Logstash allows you to read data from an Elasticsearch cluster and then write it to another cluster; therefore, you can use Logstash for data migration. The specific configuration file is as follows:

input {
    elasticsearch {
        hosts => ["http://172.16.0.39:9200"]
        index => "*"
        docinfo => true
    }
}
output {
    elasticsearch {
        hosts => ["http://172.16.0.20:9200"]
        index => "%{[@metadata][_index]}"
    }
}

The above configuration file syncs all the indices in the source cluster to the target cluster, and it can also be set to only sync specified indices. For more information on the features of Logstash, see Logstash's official documentation.

Summary

  1. When elasticsearch-dump or Logstash is used to migrate data from one cluster to another, the machine used to perform the migration task is required to have access to both clusters at the same time, because migration cannot be performed if there is no network connection. This limitation does not apply if snapshot is used, as it is completely offline. Therefore, elasticsearch-dump and Logstash are more suitable for migrating data between clusters on the same network.
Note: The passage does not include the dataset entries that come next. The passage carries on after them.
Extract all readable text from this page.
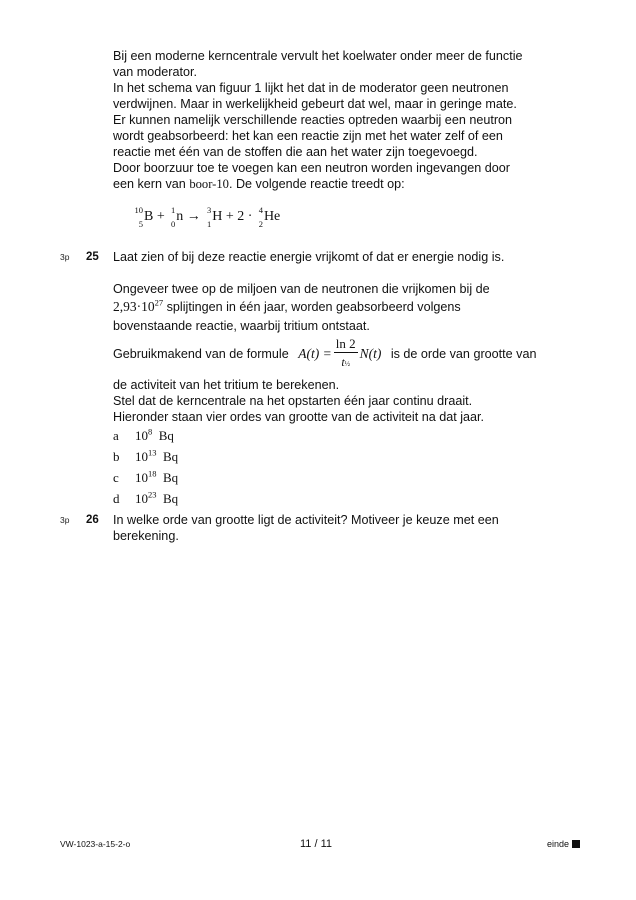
Bij een moderne kerncentrale vervult het koelwater onder meer de functie
van moderator.
In het schema van figuur 1 lijkt het dat in de moderator geen neutronen
verdwijnen. Maar in werkelijkheid gebeurt dat wel, maar in geringe mate.
Er kunnen namelijk verschillende reacties optreden waarbij een neutron
wordt geabsorbeerd: het kan een reactie zijn met het water zelf of een
reactie met één van de stoffen die aan het water zijn toegevoegd.
Door boorzuur toe te voegen kan een neutron worden ingevangen door
een kern van boor-10. De volgende reactie treedt op:
10
5 B + 1
0 n → 3
1 H + 2 · 4
2 He
3p 25 Laat zien of bij deze reactie energie vrijkomt of dat er energie nodig is.
Ongeveer twee op de miljoen van de neutronen die vrijkomen bij de
$2,93\cdot 10^{27}$ splijtingen in één jaar, worden geabsorbeerd volgens
bovenstaande reactie, waarbij tritium ontstaat.
Gebruikmakend van de formule $A(t) = \frac{\ln 2}{\text{t½}} N(t)$ is de orde van grootte van
de activiteit van het tritium te berekenen.
Stel dat de kerncentrale na het opstarten één jaar continu draait.
Hieronder staan vier ordes van grootte van de activiteit na dat jaar.
a $10^8$ Bq
b $10^{13}$ Bq
c $10^{18}$ Bq
d $10^{23}$ Bq
3p 26 In welke orde van grootte ligt de activiteit? Motiveer je keuze met een
berekening.
VW-1023-a-15-2-o	11 / 11	einde
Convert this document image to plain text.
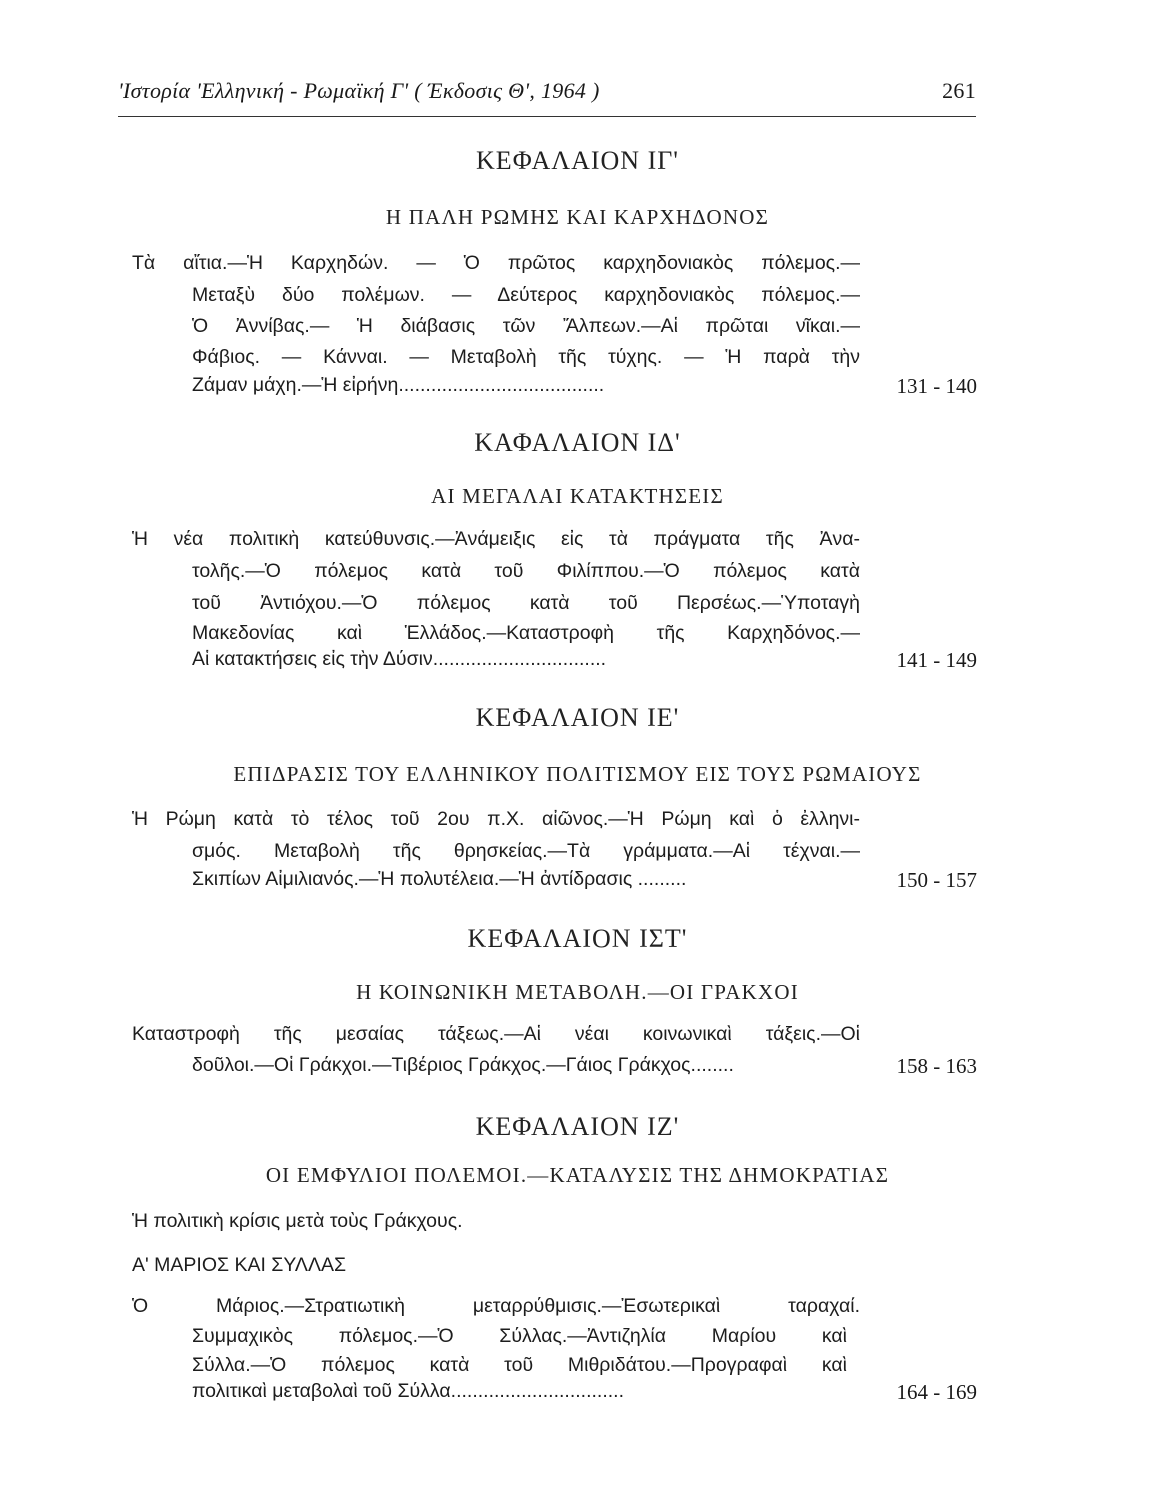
'Ιστορία 'Ελληνική - Ρωμαϊκή Γ' ( Έκδοσις Θ', 1964 )	261
ΚΕΦΑΛΑΙΟΝ ΙΓ'
Η ΠΑΛΗ ΡΩΜΗΣ ΚΑΙ ΚΑΡΧΗΔΟΝΟΣ
Τὰ αἴτια.—Ἡ Καρχηδών. — Ὁ πρῶτος καρχηδονιακὸς πόλεμος.—
Μεταξὺ δύο πολέμων. — Δεύτερος καρχηδονιακὸς πόλεμος.—
Ὁ Ἀννίβας.— Ἡ διάβασις τῶν Ἄλπεων.—Αἱ πρῶται νῖκαι.—
Φάβιος. — Κάνναι. — Μεταβολὴ τῆς τύχης. — Ἡ παρὰ τὴν
Ζάμαν μάχη.—Ἡ εἰρήνη......................................	131 - 140
ΚΑΦΑΛΑΙΟΝ ΙΔ'
ΑΙ ΜΕΓΑΛΑΙ ΚΑΤΑΚΤΗΣΕΙΣ
Ἡ νέα πολιτικὴ κατεύθυνσις.—Ἀνάμειξις εἰς τὰ πράγματα τῆς Ἀνα-
τολῆς.—Ὁ πόλεμος κατὰ τοῦ Φιλίππου.—Ὁ πόλεμος κατὰ
τοῦ Ἀντιόχου.—Ὁ πόλεμος κατὰ τοῦ Περσέως.—Ὑποταγὴ
Μακεδονίας καὶ Ἑλλάδος.—Καταστροφὴ τῆς Καρχηδόνος.—
Αἱ κατακτήσεις εἰς τὴν Δύσιν................................	141 - 149
ΚΕΦΑΛΑΙΟΝ ΙΕ'
ΕΠΙΔΡΑΣΙΣ ΤΟΥ ΕΛΛΗΝΙΚΟΥ ΠΟΛΙΤΙΣΜΟΥ ΕΙΣ ΤΟΥΣ ΡΩΜΑΙΟΥΣ
Ἡ Ρώμη κατὰ τὸ τέλος τοῦ 2ου π.Χ. αἰῶνος.—Ἡ Ρώμη καὶ ὁ ἐλληνι-
σμός. Μεταβολὴ τῆς θρησκείας.—Τὰ γράμματα.—Αἱ τέχναι.—
Σκιπίων Αἰμιλιανός.—Ἡ πολυτέλεια.—Ἡ ἀντίδρασις .........	150 - 157
ΚΕΦΑΛΑΙΟΝ ΙΣΤ'
Η ΚΟΙΝΩΝΙΚΗ ΜΕΤΑΒΟΛΗ.—ΟΙ ΓΡΑΚΧΟΙ
Καταστροφὴ τῆς μεσαίας τάξεως.—Αἱ νέαι κοινωνικαὶ τάξεις.—Οἱ
δοῦλοι.—Οἱ Γράκχοι.—Τιβέριος Γράκχος.—Γάιος Γράκχος........	158 - 163
ΚΕΦΑΛΑΙΟΝ ΙΖ'
ΟΙ ΕΜΦΥΛΙΟΙ ΠΟΛΕΜΟΙ.—ΚΑΤΑΛΥΣΙΣ ΤΗΣ ΔΗΜΟΚΡΑΤΙΑΣ
Ἡ πολιτικὴ κρίσις μετὰ τοὺς Γράκχους.
Α' ΜΑΡΙΟΣ ΚΑΙ ΣΥΛΛΑΣ
Ὁ Μάριος.—Στρατιωτικὴ μεταρρύθμισις.—Ἐσωτερικαὶ ταραχαί.
Συμμαχικὸς πόλεμος.—Ὁ Σύλλας.—Ἀντιζηλία Μαρίου καὶ
Σύλλα.—Ὁ πόλεμος κατὰ τοῦ Μιθριδάτου.—Προγραφαὶ καὶ
πολιτικαὶ μεταβολαὶ τοῦ Σύλλα................................	164 - 169
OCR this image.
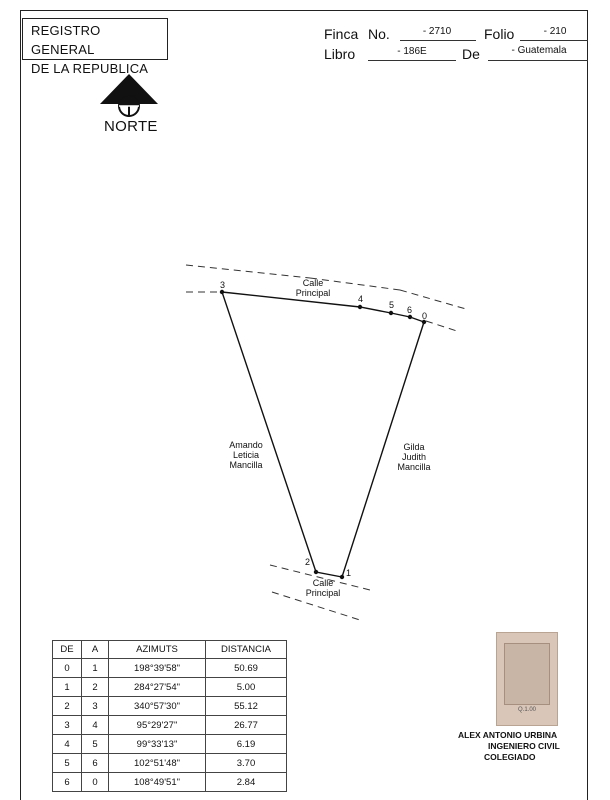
REGISTRO GENERAL
DE LA REPUBLICA
Finca No.	- 2710	Folio	- 210
Libro	- 186E	De	- Guatemala
NORTE
0
1
2
3
4
5 6
Calle
Principal
Calle
Principal
Amando
Leticia
Mancilla
Gilda
Judith
Mancilla
DE	A	AZIMUTS	DISTANCIA
0	1	198°39'58"	50.69
1	2	284°27'54"	5.00
2	3	340°57'30"	55.12
3	4	95°29'27"	26.77
4	5	99°33'13"	6.19
5	6	102°51'48"	3.70
6	0	108°49'51"	2.84
Q.1.00
ALEX ANTONIO URBINA
INGENIERO CIVIL
COLEGIADO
If you want to migrate your data between cloud vendors, such as from an Alibaba Cloud Elasticsearch cluster to a Tencent Cloud ES cluster, you can use snapshot or establish a connection between the vendors to achieve cluster connectivity, which, however, is costly.
  2. elasticsearchdump is similar to MySQL's mysqldump which is used for data backup, and both of them perform logical backup that involves exporting data entries one by one and then importing them. Therefore, this tool is suitable for migrating a small amount of data.
  3. Snapshot is suitable for migrating a large amount of data.